Les autres habitants des forêts sont l’élan, et le petit gibier, comme la perdrix des bois, ou le tétras du saule, la perdrix du pin, le lapin et l’écureuil.

Les plus nombreuses des bêtes à fourrure, parmi les plus estimées du pays, sont certainement la martre et le foutereau. La première, qui donne ce que les fourreurs anglais appellent sable ou zibeline, est l’objet de la chasse la plus active de la part des trappeurs.

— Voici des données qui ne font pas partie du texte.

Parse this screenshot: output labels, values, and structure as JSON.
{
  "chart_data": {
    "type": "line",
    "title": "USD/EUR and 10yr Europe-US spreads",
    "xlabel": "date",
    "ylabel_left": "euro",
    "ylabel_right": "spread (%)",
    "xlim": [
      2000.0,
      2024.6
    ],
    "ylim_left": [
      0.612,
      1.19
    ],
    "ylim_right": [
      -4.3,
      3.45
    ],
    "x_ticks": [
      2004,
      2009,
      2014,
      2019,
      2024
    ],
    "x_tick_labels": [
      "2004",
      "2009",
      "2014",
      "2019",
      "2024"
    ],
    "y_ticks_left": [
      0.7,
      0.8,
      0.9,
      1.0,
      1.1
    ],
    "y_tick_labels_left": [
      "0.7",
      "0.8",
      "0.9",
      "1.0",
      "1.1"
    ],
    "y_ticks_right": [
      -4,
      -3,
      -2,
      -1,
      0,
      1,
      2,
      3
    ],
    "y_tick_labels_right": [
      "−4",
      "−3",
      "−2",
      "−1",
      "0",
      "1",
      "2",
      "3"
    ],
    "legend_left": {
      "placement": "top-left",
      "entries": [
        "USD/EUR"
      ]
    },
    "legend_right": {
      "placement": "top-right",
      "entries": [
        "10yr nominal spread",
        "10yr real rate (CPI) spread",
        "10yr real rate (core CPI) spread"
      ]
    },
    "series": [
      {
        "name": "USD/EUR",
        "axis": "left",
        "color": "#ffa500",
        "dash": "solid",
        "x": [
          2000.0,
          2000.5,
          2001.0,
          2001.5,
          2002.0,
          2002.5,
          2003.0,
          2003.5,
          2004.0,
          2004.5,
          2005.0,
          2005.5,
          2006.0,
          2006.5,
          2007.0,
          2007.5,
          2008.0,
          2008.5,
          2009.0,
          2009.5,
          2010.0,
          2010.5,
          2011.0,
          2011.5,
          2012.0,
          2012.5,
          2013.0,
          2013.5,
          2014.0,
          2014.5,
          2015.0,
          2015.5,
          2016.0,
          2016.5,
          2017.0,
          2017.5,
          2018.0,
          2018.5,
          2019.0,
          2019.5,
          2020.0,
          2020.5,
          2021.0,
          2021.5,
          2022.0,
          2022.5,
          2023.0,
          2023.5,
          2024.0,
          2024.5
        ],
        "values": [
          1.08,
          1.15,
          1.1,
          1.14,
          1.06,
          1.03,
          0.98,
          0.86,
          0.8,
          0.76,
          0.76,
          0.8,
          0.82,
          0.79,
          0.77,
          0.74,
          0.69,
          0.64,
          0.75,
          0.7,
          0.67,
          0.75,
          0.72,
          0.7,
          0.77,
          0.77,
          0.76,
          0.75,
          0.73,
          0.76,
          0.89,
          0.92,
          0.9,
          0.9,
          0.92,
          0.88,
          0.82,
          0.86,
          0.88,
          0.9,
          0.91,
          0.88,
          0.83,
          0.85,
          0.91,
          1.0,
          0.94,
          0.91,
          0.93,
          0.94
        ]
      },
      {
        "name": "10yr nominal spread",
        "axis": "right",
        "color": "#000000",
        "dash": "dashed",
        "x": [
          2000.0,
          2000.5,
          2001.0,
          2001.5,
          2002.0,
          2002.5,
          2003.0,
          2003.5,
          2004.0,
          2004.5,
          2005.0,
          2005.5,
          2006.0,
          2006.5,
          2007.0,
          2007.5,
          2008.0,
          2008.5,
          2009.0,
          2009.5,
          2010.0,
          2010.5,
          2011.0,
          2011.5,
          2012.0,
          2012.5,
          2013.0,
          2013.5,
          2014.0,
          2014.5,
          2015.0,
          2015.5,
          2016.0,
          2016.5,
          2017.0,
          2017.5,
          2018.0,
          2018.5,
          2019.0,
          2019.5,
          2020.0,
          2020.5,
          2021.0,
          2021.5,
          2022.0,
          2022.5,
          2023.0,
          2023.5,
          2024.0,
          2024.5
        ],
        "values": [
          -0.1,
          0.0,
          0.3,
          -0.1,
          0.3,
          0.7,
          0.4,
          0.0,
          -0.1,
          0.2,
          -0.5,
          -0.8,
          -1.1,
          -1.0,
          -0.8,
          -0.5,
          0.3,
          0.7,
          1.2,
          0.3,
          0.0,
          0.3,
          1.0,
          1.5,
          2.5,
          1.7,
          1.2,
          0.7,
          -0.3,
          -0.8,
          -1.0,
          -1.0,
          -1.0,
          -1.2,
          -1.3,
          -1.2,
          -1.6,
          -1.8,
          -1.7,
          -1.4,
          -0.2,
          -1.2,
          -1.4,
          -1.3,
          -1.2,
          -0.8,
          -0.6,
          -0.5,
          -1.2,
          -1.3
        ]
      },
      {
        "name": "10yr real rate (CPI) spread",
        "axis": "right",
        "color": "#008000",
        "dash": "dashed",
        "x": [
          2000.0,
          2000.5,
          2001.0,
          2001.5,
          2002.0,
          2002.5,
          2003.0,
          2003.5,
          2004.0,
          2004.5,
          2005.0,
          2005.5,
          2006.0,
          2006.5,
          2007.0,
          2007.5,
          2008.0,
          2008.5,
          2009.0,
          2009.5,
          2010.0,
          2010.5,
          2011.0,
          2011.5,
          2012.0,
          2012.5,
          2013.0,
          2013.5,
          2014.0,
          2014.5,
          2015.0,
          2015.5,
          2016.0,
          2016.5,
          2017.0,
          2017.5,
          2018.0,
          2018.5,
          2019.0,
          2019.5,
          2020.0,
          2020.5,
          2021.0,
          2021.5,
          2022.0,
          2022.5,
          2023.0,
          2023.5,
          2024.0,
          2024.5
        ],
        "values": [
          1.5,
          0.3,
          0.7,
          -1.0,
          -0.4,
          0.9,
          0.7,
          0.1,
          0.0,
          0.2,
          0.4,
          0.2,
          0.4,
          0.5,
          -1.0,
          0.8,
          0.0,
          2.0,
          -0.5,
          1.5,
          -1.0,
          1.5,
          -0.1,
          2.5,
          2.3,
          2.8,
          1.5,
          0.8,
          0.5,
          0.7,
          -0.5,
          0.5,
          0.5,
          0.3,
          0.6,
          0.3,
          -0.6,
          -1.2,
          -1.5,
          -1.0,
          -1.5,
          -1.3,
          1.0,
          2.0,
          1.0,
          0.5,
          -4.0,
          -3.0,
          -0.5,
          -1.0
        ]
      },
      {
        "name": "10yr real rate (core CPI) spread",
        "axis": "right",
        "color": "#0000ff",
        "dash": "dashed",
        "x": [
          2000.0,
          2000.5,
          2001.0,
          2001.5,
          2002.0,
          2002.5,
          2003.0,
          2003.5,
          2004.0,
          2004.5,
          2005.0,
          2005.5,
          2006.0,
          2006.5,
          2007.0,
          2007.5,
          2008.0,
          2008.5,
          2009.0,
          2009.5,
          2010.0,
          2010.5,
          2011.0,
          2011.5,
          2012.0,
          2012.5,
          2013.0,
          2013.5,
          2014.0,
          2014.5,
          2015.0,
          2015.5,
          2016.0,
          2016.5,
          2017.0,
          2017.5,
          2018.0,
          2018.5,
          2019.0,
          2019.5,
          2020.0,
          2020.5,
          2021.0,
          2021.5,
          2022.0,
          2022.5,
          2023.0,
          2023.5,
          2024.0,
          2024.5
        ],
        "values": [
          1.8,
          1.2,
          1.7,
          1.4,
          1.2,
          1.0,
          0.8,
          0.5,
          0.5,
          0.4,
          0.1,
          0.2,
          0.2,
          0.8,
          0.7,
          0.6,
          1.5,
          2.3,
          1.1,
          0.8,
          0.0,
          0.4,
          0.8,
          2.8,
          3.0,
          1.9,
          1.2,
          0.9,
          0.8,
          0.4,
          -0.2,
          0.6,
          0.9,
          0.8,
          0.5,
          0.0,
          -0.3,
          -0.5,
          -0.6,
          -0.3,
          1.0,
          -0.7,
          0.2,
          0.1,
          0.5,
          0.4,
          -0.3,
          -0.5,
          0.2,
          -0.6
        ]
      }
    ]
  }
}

Au commencement de novembre, quand les animaux ont leurs vêtements d’hiver et qu’on est dans la saison des fourrures, le trappeur fait ses préparatifs de la manière suivante : il plie sa couverture en double, y met un morceau de pemmican capable de le nourrir cinq ou six jours, une petite marmite et une timbale d’étain, et, s’il est riche, quelques trappes d’acier, avec un peu de thé et du sel. La couverture est alors nouée aux quatre coins, et portée sur le dos au moyen d’un lien qui passe sur la poitrine. Le trappeur ajoute ensuite à son équipage une hache, un fusil avec ses munitions,

  1. Voy. plusieurs récits de chasse aux bisons, dans les tomes précédents du Tour du Monde.
  2. Le pékan est la plus belle martre du Canada et vit au bord de l’eau. En France, le putois n’est qu’une espèce du grand genre des martres ou des mustéliens.